With $2.3 million from the National Institutes of Health Director’s Pioneer Award, Emory University psychological scientist Rohan Palmer is mining huge datasets to study how genetic differences leave some people vulnerable to substance addiction.
How did you become interested in behavioral genetics, and in addiction?
I have always been fascinated by individual differences. I initially focused on a career in medicine, but opted to pursue behavioral genetics because it allowed me to be at the intersection of so many areas of science at a time when whole genome data was becoming readily accessible. I quickly learned that studying the effects of genes, environments, and gene x environment interaction within developmental contexts are integral to understanding human behavior. Studying addiction has allowed me to understand and give back to an area of science, communities, and individuals struggling with substance misuse.

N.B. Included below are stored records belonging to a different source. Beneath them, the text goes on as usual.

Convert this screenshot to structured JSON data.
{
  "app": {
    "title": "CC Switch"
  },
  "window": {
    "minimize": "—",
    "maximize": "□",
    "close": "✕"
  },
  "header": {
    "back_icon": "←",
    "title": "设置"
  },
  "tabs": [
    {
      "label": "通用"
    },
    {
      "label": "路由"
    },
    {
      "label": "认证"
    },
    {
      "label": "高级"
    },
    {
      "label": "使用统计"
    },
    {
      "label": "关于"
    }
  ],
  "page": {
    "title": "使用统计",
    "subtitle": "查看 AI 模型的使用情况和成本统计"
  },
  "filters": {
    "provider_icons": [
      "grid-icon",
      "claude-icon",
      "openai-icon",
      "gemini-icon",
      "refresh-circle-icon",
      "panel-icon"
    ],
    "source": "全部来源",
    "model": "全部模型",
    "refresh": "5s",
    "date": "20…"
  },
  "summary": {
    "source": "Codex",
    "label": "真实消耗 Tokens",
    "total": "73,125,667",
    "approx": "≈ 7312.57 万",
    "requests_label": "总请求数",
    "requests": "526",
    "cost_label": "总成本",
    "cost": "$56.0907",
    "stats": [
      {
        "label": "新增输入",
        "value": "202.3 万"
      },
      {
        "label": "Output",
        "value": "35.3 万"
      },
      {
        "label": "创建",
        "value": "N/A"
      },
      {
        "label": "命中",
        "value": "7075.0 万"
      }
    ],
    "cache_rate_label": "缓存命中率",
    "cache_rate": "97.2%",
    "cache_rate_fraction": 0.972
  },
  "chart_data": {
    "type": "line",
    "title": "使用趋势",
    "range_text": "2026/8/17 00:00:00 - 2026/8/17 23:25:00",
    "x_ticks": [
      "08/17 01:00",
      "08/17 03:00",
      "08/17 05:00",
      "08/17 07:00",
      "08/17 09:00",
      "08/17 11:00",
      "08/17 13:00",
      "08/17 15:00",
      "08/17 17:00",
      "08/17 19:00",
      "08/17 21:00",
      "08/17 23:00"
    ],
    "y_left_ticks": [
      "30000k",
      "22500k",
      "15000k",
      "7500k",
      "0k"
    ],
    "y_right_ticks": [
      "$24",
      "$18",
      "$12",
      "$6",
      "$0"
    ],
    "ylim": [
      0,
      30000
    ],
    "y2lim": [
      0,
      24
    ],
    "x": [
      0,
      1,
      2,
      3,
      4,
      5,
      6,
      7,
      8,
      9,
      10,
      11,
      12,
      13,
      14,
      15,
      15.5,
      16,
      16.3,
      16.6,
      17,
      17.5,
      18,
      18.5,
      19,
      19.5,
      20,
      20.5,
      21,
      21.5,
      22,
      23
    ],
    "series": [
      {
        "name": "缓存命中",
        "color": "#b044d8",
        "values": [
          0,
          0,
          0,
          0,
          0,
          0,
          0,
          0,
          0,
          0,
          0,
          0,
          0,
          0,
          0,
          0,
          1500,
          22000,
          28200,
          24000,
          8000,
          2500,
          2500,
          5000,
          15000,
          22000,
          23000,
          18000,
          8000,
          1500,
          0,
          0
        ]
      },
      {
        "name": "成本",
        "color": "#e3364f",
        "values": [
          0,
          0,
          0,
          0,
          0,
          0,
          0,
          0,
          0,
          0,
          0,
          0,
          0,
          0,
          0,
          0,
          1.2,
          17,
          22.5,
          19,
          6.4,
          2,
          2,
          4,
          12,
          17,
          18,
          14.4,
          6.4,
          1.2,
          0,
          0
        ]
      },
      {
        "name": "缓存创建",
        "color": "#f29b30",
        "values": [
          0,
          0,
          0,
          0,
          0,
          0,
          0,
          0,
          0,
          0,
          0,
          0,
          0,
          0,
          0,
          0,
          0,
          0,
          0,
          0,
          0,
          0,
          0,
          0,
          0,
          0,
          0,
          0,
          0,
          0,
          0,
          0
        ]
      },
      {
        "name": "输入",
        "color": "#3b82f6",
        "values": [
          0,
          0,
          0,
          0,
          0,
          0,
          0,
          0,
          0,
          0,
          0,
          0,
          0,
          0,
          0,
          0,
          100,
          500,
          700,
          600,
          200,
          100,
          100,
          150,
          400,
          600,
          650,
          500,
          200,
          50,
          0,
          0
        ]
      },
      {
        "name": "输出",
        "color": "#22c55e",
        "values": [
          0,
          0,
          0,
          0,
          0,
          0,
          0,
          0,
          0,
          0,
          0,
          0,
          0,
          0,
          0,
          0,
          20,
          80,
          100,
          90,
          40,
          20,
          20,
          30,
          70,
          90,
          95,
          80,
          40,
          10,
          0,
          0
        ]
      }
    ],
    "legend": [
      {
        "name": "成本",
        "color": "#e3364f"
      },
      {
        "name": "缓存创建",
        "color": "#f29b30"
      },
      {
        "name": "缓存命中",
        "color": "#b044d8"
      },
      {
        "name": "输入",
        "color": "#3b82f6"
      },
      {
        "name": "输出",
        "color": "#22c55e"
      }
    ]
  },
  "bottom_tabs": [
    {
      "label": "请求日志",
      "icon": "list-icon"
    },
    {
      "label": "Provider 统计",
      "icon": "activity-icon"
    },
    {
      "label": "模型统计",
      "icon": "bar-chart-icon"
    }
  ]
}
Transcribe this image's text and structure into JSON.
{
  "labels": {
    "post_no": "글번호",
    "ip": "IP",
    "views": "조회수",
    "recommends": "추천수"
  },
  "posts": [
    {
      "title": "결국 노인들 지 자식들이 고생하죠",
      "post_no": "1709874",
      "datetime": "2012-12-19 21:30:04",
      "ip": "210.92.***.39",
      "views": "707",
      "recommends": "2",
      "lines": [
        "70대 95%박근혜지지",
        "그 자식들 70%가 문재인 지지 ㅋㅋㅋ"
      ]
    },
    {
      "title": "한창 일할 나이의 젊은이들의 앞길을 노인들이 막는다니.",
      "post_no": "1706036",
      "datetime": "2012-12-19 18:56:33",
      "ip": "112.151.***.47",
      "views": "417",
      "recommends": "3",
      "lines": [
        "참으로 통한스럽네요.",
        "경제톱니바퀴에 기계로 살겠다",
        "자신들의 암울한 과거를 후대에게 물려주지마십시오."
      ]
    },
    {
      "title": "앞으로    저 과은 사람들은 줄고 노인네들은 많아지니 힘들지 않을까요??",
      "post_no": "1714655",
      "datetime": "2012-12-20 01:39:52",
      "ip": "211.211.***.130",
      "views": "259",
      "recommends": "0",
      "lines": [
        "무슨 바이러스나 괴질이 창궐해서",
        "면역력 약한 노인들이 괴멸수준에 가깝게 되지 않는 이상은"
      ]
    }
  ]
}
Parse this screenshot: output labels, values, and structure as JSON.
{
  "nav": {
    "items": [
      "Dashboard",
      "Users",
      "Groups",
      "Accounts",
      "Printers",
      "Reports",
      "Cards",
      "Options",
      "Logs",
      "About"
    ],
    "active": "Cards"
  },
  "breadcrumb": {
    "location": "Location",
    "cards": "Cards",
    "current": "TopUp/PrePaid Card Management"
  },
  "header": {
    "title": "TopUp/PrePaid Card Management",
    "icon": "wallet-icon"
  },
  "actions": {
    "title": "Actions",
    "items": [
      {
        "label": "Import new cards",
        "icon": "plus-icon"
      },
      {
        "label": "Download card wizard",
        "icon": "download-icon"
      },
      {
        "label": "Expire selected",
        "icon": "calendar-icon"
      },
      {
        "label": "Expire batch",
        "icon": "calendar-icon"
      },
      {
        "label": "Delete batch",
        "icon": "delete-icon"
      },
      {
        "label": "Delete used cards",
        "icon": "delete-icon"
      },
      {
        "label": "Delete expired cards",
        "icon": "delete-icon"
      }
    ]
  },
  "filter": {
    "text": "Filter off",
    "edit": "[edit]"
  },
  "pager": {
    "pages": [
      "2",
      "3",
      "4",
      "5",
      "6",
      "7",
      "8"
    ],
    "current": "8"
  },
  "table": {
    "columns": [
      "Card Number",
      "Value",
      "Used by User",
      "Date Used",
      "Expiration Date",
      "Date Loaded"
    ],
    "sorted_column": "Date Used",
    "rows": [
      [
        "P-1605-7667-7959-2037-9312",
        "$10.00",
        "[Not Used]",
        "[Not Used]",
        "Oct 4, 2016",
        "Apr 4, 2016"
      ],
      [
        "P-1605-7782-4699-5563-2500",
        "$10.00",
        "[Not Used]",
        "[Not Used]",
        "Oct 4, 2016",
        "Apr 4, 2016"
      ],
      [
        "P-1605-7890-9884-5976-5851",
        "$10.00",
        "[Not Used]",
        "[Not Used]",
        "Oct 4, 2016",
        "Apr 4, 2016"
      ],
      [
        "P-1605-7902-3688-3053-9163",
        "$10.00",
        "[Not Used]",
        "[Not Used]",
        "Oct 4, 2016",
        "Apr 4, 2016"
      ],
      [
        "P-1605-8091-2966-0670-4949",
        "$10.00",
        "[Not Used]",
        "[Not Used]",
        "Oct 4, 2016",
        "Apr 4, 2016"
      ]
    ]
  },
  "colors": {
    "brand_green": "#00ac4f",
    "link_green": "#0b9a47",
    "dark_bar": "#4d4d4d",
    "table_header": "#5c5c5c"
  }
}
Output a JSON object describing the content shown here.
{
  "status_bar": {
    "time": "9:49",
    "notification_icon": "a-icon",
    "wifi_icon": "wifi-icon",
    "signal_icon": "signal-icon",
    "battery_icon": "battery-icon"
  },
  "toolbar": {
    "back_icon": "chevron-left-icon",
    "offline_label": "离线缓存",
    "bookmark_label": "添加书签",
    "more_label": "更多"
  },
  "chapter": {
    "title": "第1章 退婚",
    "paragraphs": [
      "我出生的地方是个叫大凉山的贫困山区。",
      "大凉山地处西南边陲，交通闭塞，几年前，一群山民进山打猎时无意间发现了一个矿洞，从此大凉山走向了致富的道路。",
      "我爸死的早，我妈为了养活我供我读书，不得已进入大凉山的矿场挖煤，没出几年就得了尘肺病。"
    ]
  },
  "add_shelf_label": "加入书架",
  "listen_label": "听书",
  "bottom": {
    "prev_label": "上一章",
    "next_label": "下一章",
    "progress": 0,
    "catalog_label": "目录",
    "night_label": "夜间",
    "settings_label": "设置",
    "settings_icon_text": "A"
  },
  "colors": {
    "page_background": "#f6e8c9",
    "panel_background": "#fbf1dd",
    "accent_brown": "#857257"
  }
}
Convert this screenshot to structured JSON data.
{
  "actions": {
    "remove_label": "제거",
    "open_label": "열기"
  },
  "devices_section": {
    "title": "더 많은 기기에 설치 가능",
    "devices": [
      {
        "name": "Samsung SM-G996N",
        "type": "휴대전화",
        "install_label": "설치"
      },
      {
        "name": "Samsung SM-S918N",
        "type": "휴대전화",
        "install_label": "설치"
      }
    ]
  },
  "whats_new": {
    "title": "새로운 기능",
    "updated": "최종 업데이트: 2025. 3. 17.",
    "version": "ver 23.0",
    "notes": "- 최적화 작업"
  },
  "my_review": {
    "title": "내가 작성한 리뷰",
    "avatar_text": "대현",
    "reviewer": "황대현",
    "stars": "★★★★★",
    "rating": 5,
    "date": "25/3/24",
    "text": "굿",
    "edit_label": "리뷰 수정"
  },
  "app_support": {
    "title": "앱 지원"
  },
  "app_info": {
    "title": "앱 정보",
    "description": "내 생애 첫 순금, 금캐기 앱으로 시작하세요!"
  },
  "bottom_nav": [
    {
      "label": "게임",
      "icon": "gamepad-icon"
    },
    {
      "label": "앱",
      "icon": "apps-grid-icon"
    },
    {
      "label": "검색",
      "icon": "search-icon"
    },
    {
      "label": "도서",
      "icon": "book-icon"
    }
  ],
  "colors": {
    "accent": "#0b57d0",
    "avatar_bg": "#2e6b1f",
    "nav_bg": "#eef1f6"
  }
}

In much of my work, I highlight the fact that although substance involvement may appear normative, there are many underlying diseases and traits, such as depressive symptoms, that undercut individual differences that are masked by a focus on diagnostic outcomes.
What specifically are you investigating with the funding from the NIH Director’s Pioneer Award?
My team and I are investigating two central questions in the field of addiction genetics. First, how can we enhance our ability to prioritize genetic variants of interest from genome-wide association studies (GWAS)? Second, what components are necessary for a robust genomic prediction model of substance addiction?
How is the research being conducted? What are the methods you’re using?
Part of what we are doing involves the use of raw genomic data to estimate the kinship between tens and hundreds of thousands of individuals who differ in their level of substance involvement. One way we are addressing the first goal is by working with other model-organisms to understand which genes and gene regulatory regions influence sensitivity to the presence of alcohol, cocaine, nicotine, and other substances. Our goal with these data has been to determine how networks of genetic variation play a greater role in substance behaviors than we would expect by chance. For our second goal, we are developing and testing theoretical models of substance use behaviors using genome-wide association evidence for different substances (e.g., our recent GWAS on Opioid Dependence), as well as integrating evidence across relevant traits and diseases using multivariate methods.
What outcomes/societal benefits are you hoping will come from your work?
With each set of studies, we bring additional clarity to the role of various sets of genetic variants in substance addiction. In addition to that, this project brings insight to how we utilize genome-wide data to understand risk for substance addiction by developing a reference resource for inferring addiction risk. The current method for risk prediction is the use of polygenic scores, but sample sizes are still too small to realize the full potential of genome-wide association studies. The platform that we envision for researchers will allow them to apply predictive models in a quasi-experimental manner, which will help to realize the implications of genome-wide risk in society.